I received the email the same day I got engaged. I had been waiting months for this email, wondering if it would ever really happen. I've had unofficial job offers dangled in front of me in the past, only to become disappointed when they never materialized into paper. Live and learn.

It was a Saturday evening in Florida in May 2013 when I accepted a LinkedIn invitation and struck up a conversation with a stranger in Hong Kong who was part of a team creating a “new space” start-up in Switzerland. It was ambitious and intriguing. He asked me for assistance setting up a meeting in Florida. I was happy to help.

I met the team for a pre-meeting breakfast in July, then again at the Florida office grand opening in March 2014. I met with the man who would head the U.S. subsidiary, my future boss, twice one-on-one. The delays in the start of operations worried me only slightly. I took it as a sign that they were being extra cautious before jumping into the U.S. market.

On August 29, 2014, Swiss Space Systems' US subsidiary S3 USA asked me to run their Florida office. With a shiny new ring on my left hand, I said yes to both the marriage proposal and the job. I finally began two months later. The intent was for me to start hiring employees for the office right away in preparation for parabolic “Zero G” flights that would begin out of Kennedy Space Center's huge SLF runway the following year.

The business plan seemed solid to me. With investments and partners, S3 would purchase and modify a large plane to begin parabolic flights for research and tourism. With that income, funds would be available to build their spaceplane which would fly suborbital flights across the world. Eventually, a small satellite launcher would be added to the suborbital vehicle to launch small satellites into orbit. They even had a smallsat customer lined up. The Swiss are known for their meticulous attention to detail and deep pockets. They sold me on the dream.

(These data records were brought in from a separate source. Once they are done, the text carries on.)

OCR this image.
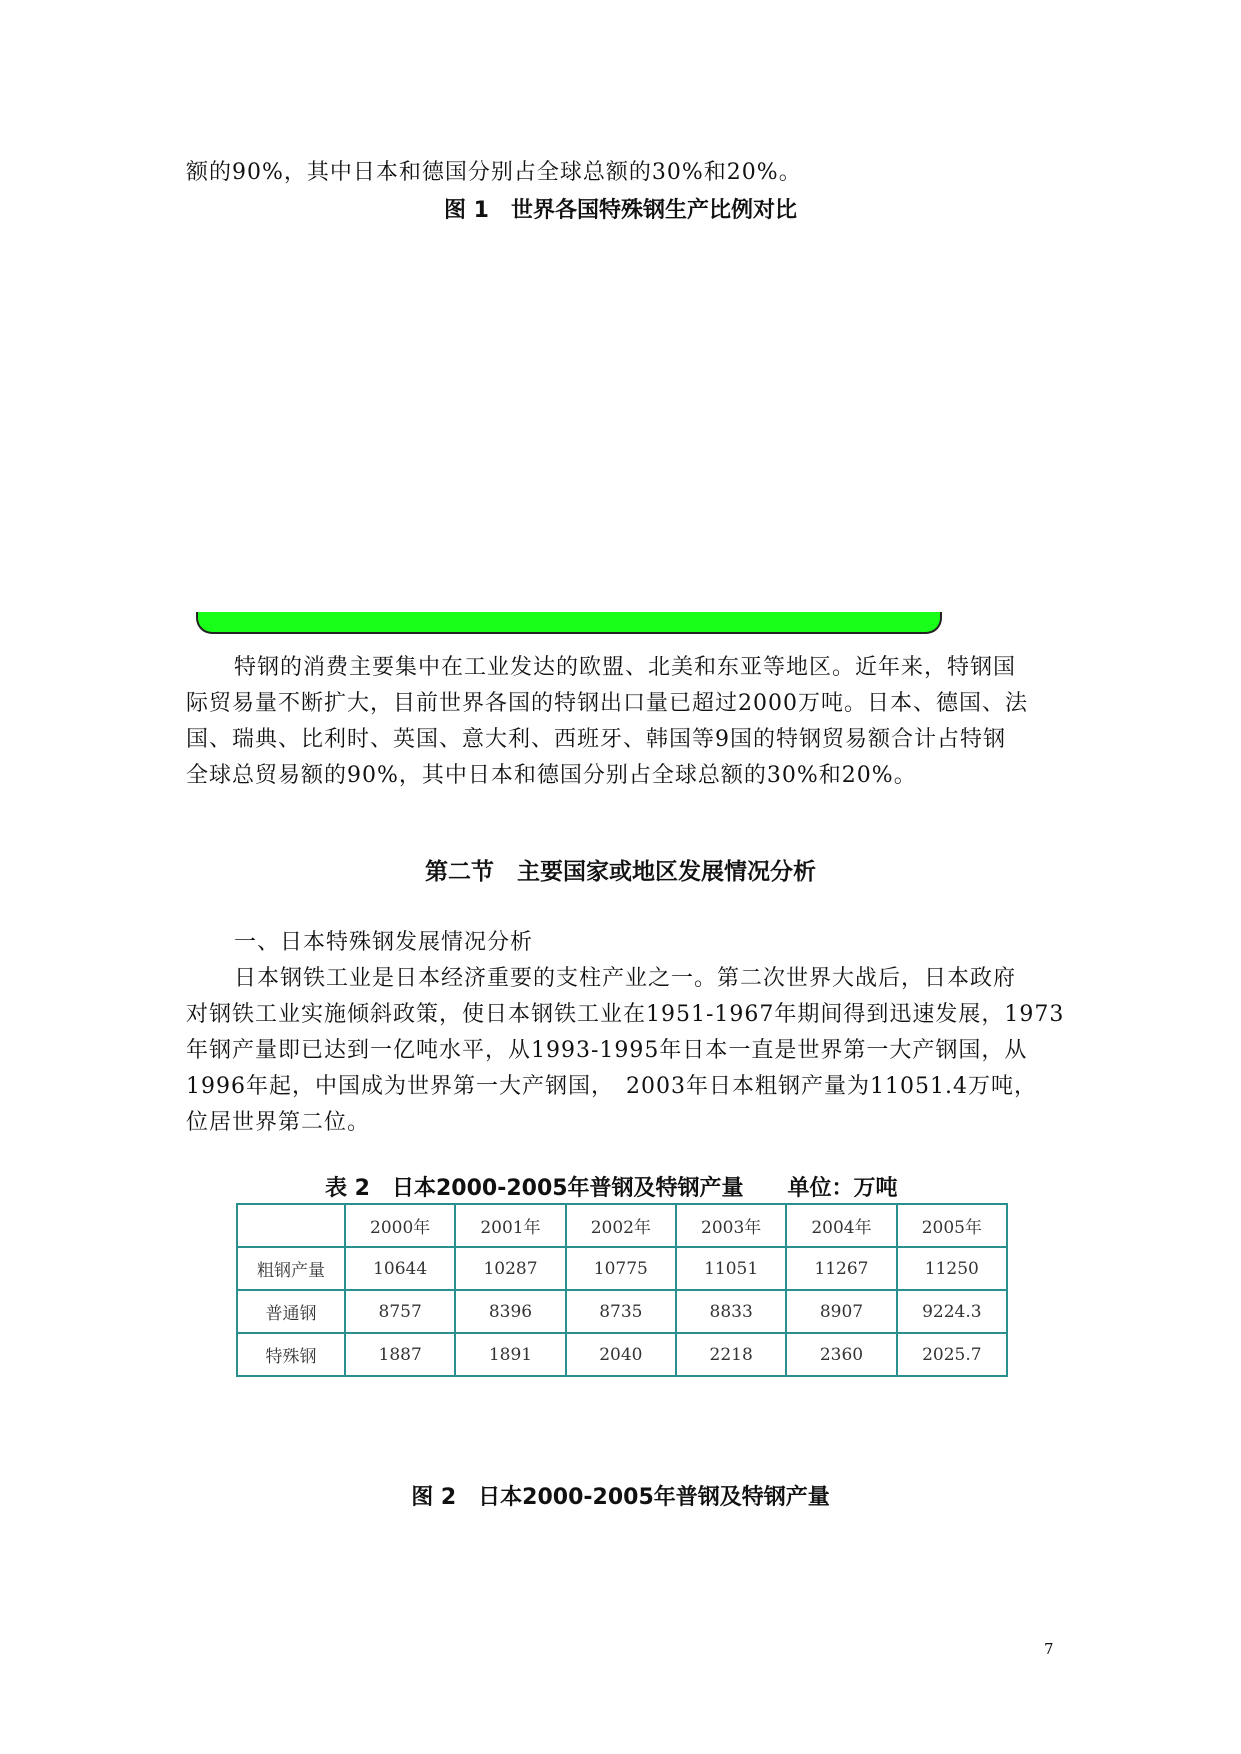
额的90%，其中日本和德国分别占全球总额的30%和20%。
图 1　世界各国特殊钢生产比例对比
特钢的消费主要集中在工业发达的欧盟、北美和东亚等地区。近年来，特钢国
际贸易量不断扩大，目前世界各国的特钢出口量已超过2000万吨。日本、德国、法
国、瑞典、比利时、英国、意大利、西班牙、韩国等9国的特钢贸易额合计占特钢
全球总贸易额的90%，其中日本和德国分别占全球总额的30%和20%。
第二节　主要国家或地区发展情况分析
一、日本特殊钢发展情况分析
日本钢铁工业是日本经济重要的支柱产业之一。第二次世界大战后，日本政府
对钢铁工业实施倾斜政策，使日本钢铁工业在1951-1967年期间得到迅速发展，1973
年钢产量即已达到一亿吨水平，从1993-1995年日本一直是世界第一大产钢国，从
1996年起，中国成为世界第一大产钢国，　2003年日本粗钢产量为11051.4万吨，
位居世界第二位。
表 2　日本2000-2005年普钢及特钢产量　　单位：万吨
	2000年	2001年	2002年	2003年	2004年	2005年
粗钢产量	10644	10287	10775	11051	11267	11250
普通钢	8757	8396	8735	8833	8907	9224.3
特殊钢	1887	1891	2040	2218	2360	2025.7
图 2　日本2000-2005年普钢及特钢产量
7
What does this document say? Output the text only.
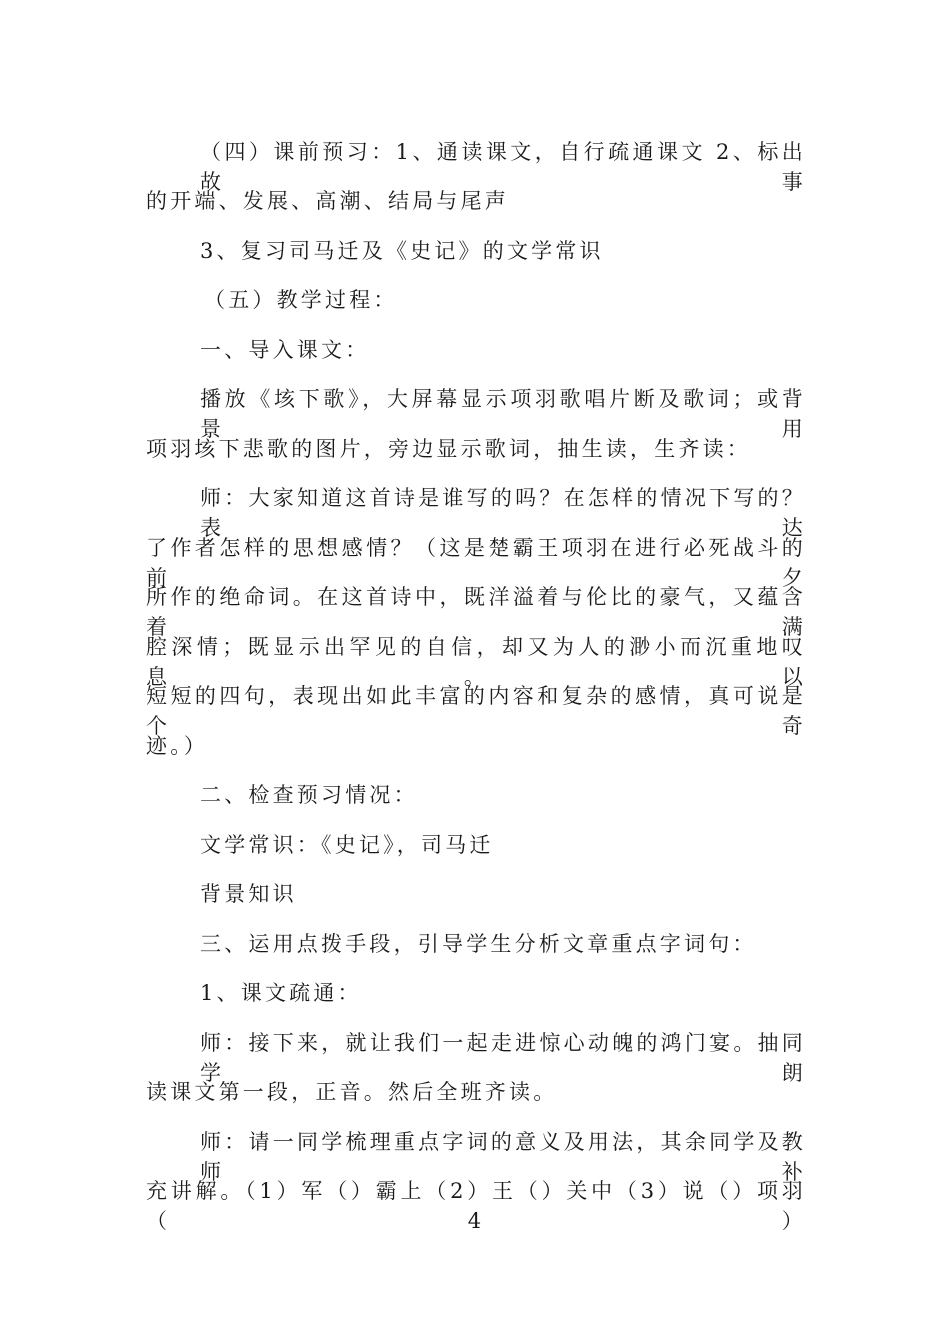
（四）课前预习：1、通读课文，自行疏通课文 2、标出故事
的开端、发展、高潮、结局与尾声
3、复习司马迁及《史记》的文学常识
（五）教学过程：
一、导入课文：
播放《垓下歌》，大屏幕显示项羽歌唱片断及歌词；或背景用
项羽垓下悲歌的图片，旁边显示歌词，抽生读，生齐读：
师：大家知道这首诗是谁写的吗？在怎样的情况下写的？表达
了作者怎样的思想感情？（这是楚霸王项羽在进行必死战斗的前夕
所作的绝命词。在这首诗中，既洋溢着与伦比的豪气，又蕴含着满
腔深情；既显示出罕见的自信，却又为人的渺小而沉重地叹息。以
短短的四句，表现出如此丰富的内容和复杂的感情，真可说是个奇
迹。）
二、检查预习情况：
文学常识：《史记》，司马迁
背景知识
三、运用点拨手段，引导学生分析文章重点字词句：
1、课文疏通：
师：接下来，就让我们一起走进惊心动魄的鸿门宴。抽同学朗
读课文第一段，正音。然后全班齐读。
师：请一同学梳理重点字词的意义及用法，其余同学及教师补
充讲解。（1）军（）霸上（2）王（）关中（3）说（）项羽（4）
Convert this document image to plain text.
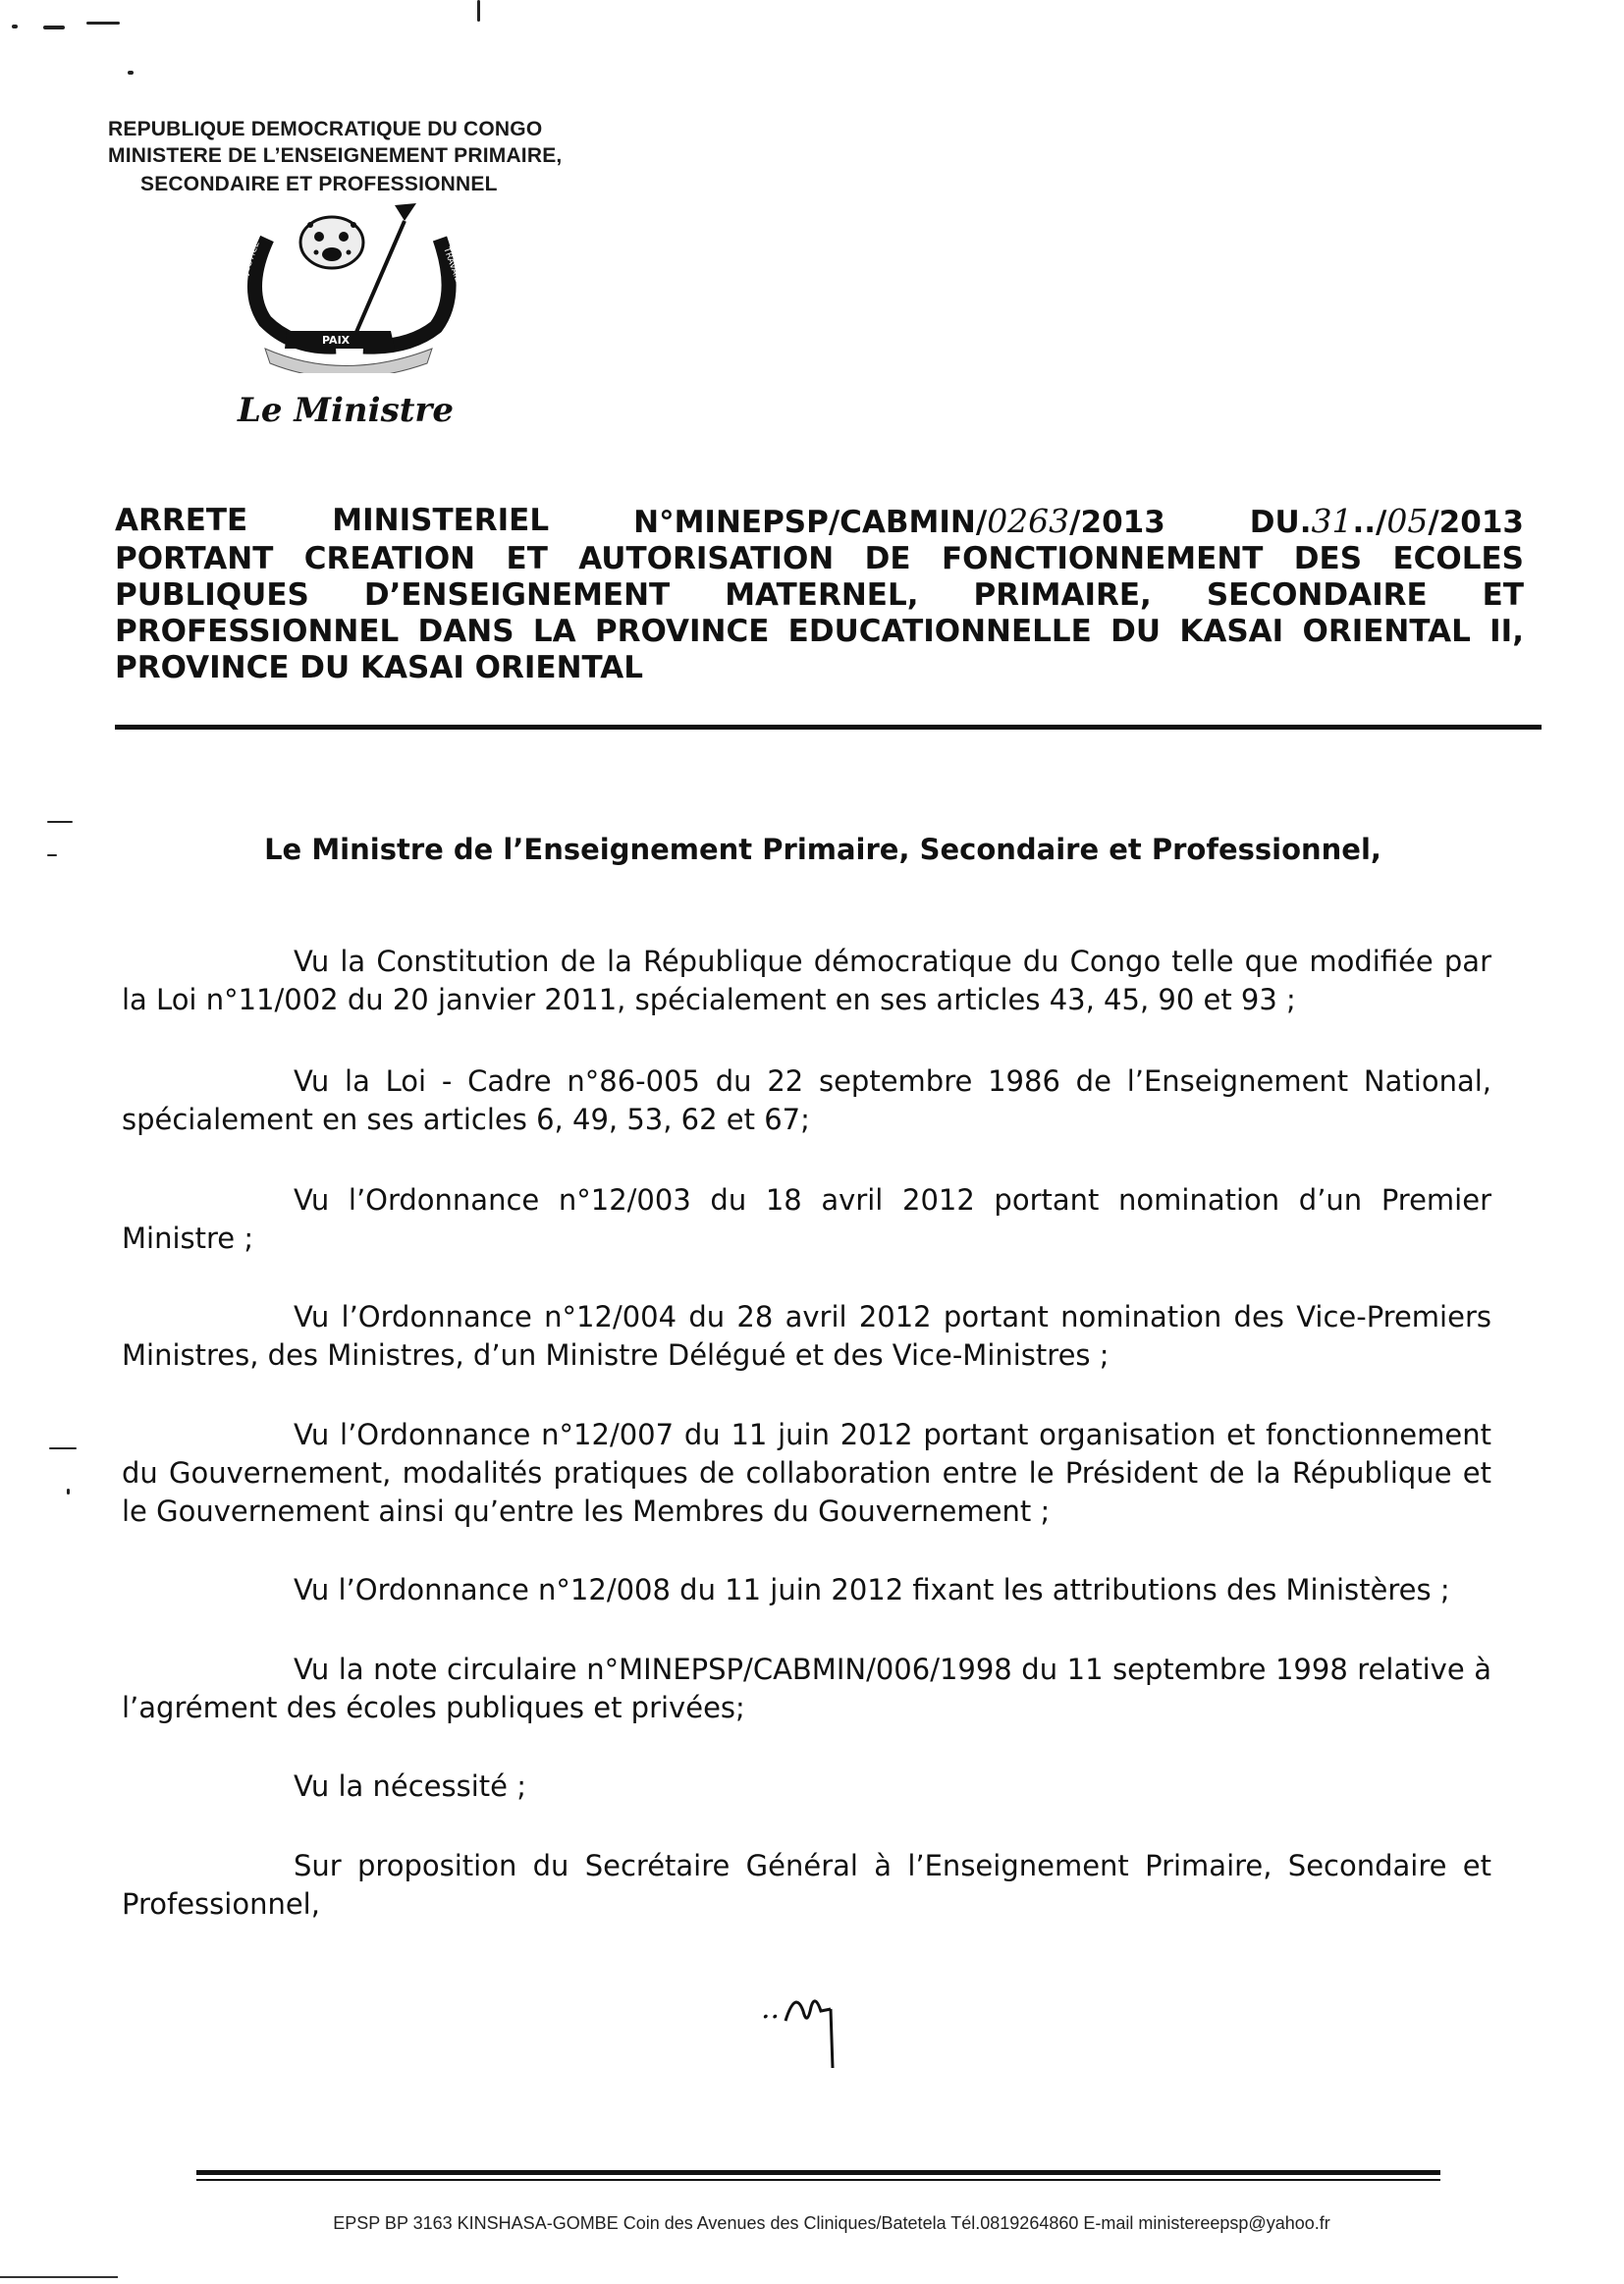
REPUBLIQUE DEMOCRATIQUE DU CONGO
MINISTERE DE L’ENSEIGNEMENT PRIMAIRE,
SECONDAIRE ET PROFESSIONNEL
JUSTICE	TRAVAIL
PAIX
Le Ministre
ARRETE	MINISTERIEL	N°MINEPSP/CABMIN/0263/2013	DU.31../05/2013
PORTANT CREATION ET AUTORISATION DE FONCTIONNEMENT DES ECOLES
PUBLIQUES D’ENSEIGNEMENT MATERNEL, PRIMAIRE, SECONDAIRE ET
PROFESSIONNEL DANS LA PROVINCE EDUCATIONNELLE DU KASAI ORIENTAL II,
PROVINCE DU KASAI ORIENTAL
Le Ministre de l’Enseignement Primaire, Secondaire et Professionnel,

Vu la Constitution de la République démocratique du Congo telle que modifiée par la Loi n°11/002 du 20 janvier 2011, spécialement en ses articles 43, 45, 90 et 93 ;

Vu la Loi - Cadre n°86-005 du 22 septembre 1986 de l’Enseignement National, spécialement en ses articles 6, 49, 53, 62 et 67;

Vu l’Ordonnance n°12/003 du 18 avril 2012 portant nomination d’un Premier Ministre ;

Vu l’Ordonnance n°12/004 du 28 avril 2012 portant nomination des Vice-Premiers Ministres, des Ministres, d’un Ministre Délégué et des Vice-Ministres ;

Vu l’Ordonnance n°12/007 du 11 juin 2012 portant organisation et fonctionnement du Gouvernement, modalités pratiques de collaboration entre le Président de la République et le Gouvernement ainsi qu’entre les Membres du Gouvernement ;

Vu l’Ordonnance n°12/008 du 11 juin 2012 fixant les attributions des Ministères ;

Vu la note circulaire n°MINEPSP/CABMIN/006/1998 du 11 septembre 1998 relative à l’agrément des écoles publiques et privées;

Vu la nécessité ;

Sur proposition du Secrétaire Général à l’Enseignement Primaire, Secondaire et Professionnel,

..
EPSP BP 3163 KINSHASA-GOMBE Coin des Avenues des Cliniques/Batetela Tél.0819264860 E-mail ministereepsp@yahoo.fr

Up to that point, I had worked for two space start-ups, both with varying degrees of challenges and successes. I entered into the position eyes wide open. I knew there was a high risk of failure. At that stage of my career, I was willing to take the chance. And I lost.

Hiring a staff never happened. Financial troubles began to trickle down to me in February. It wasn't long before previous months' of paychecks were added to the list of company promises. I was kept out of the loop for the most part. I started part-time tutoring math, physics, and exam prep on the side. I hadn't even reached a year with S3 before being encouraged by my boss to look for other opportunities. The difficulty was, I was pregnant and far along, so beginning a new full-time job at that time was impractical.

December 2015. The sweet front desk administrator at Space Florida's Space Life Science Lab gave me a surprise baby shower gift around the same I was clearing out the S3 Florida office. It wasn't pregnancy hormones that caused me to cry in my empty office. It was only because my immediate boss is a truly decent, protecting, generous human being was I able to give birth with health insurance that S3 HQ had cut off the month prior. As 2015 came to a close, so did my employment with the Swiss space start-up that wasn't meant to be.

With notice of its bankruptcy last week, I'd like to take a moment of silence to reflect on the short life and long decline of Swiss Space Systems. As I unpack my belongs in my new home this month, I find reminders: a stack of holographic bookmarks, a bomber jacket, a spaceplane pin, and a high-quality print-out of a graphically rendered spaceplane that hung in the S3 Florida office. Long gone, S3 will always hold a place in my memory.

Lesson learned. By wary of start-ups. But it's okay to take that chance sometimes. You never know what will happen if the dreamers succeed.